In 1855 Sir Charles Eastlake (already President of the Royal Academy) became the first Director of the National Gallery and with an annual income of £10,000 from the government, lay the foundations of the art collection that we know today, travelling to Europe and buying many paintings from Italy, including “The Virgin and Child Enthroned” (1263/64) by Margarito d’Arezzo, and widening the scope of the collection. It was further enlarged by receiving some of Prince Albert’s paintings from Germany upon his death, and in 1877 Sir Robert Peel bequeathed all his Flemish paintings to the Gallery too. In 1889 Henry Tate offered his  collection of Pre-Raphaelite and British paintings but it was turned down by the trustees due to lack of space. Hence the Tate Gallery was subsequently born – now Tate Britain.

Art students had always been encouraged to go to the Gallery and draw and copy the paintings and this became so popular that in 1899, the first hour of opening from 10-11am was reserved especially for students on Thursdays and Fridays. In 1903 an official budget for the National Art Collection was created. “The Art Fund”  was promptly used to purchase “The Toilet of Venus”, also known as “The Rokeby Venus” which was subsequently attacked and slashed by Canadian suffragette Mary Richardson. More recently it was also attacked by the “Stop Oil” movement in 2023, but in each case it has survived and been restored.

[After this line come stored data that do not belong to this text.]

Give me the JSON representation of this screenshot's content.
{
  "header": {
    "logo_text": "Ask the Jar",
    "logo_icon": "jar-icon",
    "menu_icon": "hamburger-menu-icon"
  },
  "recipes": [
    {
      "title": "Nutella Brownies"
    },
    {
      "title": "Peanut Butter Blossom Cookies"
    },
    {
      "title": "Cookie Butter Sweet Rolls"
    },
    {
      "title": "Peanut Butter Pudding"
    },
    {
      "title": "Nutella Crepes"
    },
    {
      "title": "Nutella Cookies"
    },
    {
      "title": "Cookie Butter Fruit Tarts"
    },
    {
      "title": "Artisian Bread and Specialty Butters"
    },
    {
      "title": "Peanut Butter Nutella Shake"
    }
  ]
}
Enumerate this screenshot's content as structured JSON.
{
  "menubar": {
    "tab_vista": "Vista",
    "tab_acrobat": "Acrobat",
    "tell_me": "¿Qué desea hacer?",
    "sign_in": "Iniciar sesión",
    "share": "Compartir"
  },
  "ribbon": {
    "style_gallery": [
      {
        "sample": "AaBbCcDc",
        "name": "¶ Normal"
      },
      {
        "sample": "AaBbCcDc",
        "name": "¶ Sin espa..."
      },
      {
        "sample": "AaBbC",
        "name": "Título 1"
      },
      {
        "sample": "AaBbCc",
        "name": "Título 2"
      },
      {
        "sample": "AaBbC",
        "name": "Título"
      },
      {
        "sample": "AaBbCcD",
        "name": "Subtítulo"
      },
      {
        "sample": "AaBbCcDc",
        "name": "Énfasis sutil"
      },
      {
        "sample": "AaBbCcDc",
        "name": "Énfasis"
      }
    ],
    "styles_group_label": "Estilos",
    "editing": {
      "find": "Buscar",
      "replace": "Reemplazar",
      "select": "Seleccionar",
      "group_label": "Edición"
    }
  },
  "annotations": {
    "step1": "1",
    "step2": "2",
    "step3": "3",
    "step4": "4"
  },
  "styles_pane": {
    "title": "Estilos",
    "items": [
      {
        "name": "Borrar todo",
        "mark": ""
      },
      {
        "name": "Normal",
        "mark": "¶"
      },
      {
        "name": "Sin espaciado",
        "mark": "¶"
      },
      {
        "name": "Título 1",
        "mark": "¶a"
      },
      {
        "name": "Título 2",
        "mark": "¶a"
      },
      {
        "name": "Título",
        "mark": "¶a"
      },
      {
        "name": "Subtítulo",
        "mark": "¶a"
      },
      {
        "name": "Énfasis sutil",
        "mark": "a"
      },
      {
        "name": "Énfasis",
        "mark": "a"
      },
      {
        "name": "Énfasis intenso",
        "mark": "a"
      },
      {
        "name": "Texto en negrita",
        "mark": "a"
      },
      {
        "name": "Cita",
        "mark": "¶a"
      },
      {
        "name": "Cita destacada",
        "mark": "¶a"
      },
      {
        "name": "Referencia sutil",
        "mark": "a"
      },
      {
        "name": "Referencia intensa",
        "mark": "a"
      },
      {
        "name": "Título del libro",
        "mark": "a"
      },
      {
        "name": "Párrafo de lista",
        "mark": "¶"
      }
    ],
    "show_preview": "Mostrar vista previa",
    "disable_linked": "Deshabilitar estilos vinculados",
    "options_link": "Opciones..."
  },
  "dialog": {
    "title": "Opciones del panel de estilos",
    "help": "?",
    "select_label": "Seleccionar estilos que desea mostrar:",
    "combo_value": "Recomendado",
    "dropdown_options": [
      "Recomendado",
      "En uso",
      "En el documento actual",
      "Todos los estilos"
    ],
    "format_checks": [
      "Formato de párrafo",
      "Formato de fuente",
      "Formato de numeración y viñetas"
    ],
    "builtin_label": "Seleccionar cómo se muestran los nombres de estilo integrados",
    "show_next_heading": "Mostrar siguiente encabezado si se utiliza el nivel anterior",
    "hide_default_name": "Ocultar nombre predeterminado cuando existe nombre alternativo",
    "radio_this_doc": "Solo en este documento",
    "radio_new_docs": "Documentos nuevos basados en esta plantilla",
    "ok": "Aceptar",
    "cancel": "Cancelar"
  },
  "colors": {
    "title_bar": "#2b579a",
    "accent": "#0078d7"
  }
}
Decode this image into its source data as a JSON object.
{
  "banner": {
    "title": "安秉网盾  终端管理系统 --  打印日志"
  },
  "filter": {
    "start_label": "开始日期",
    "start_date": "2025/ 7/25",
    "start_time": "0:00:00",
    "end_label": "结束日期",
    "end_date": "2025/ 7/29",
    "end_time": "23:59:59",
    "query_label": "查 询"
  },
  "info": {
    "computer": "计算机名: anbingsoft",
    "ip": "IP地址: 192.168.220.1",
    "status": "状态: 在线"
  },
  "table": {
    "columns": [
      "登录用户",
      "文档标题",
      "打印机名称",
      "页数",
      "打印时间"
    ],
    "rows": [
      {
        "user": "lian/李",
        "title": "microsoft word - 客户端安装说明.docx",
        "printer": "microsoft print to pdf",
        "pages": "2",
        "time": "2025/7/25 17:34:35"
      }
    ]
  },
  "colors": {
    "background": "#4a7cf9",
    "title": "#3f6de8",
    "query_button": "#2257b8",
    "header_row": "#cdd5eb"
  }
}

During World War II, when Kenneth Clark was Director (1934-1945) most of the paintings were sent to the slate mines in Wales for safe keeping where a lot of work of cataloguing and conservation was done on them In the meantime Dame Myra Hess gave weekly piano concerts (1940-1946) in the Gallery to keep people’s spirits up. He

The only painting to ever be stolen from the Gallery was “Portrait of the Duke of Wellington” By Francisco Goya, which was taken by Kempton Bunton in 1961 as a protest against pensioners having to pay the TV Licence Fee. He kept it for 4 years above his fireplace but he was subsequently caught and sent to prison for four years.

Throughout the 20th and into the 21st Centuries, the Gallery has continued to expand and modernize. For this 200th Anniversary, 12 paintings will be exhibited across the country continuing its purpose which has always been to be a “means for public enjoyment”.

 

A fascinating lecture, enthusiastically presented.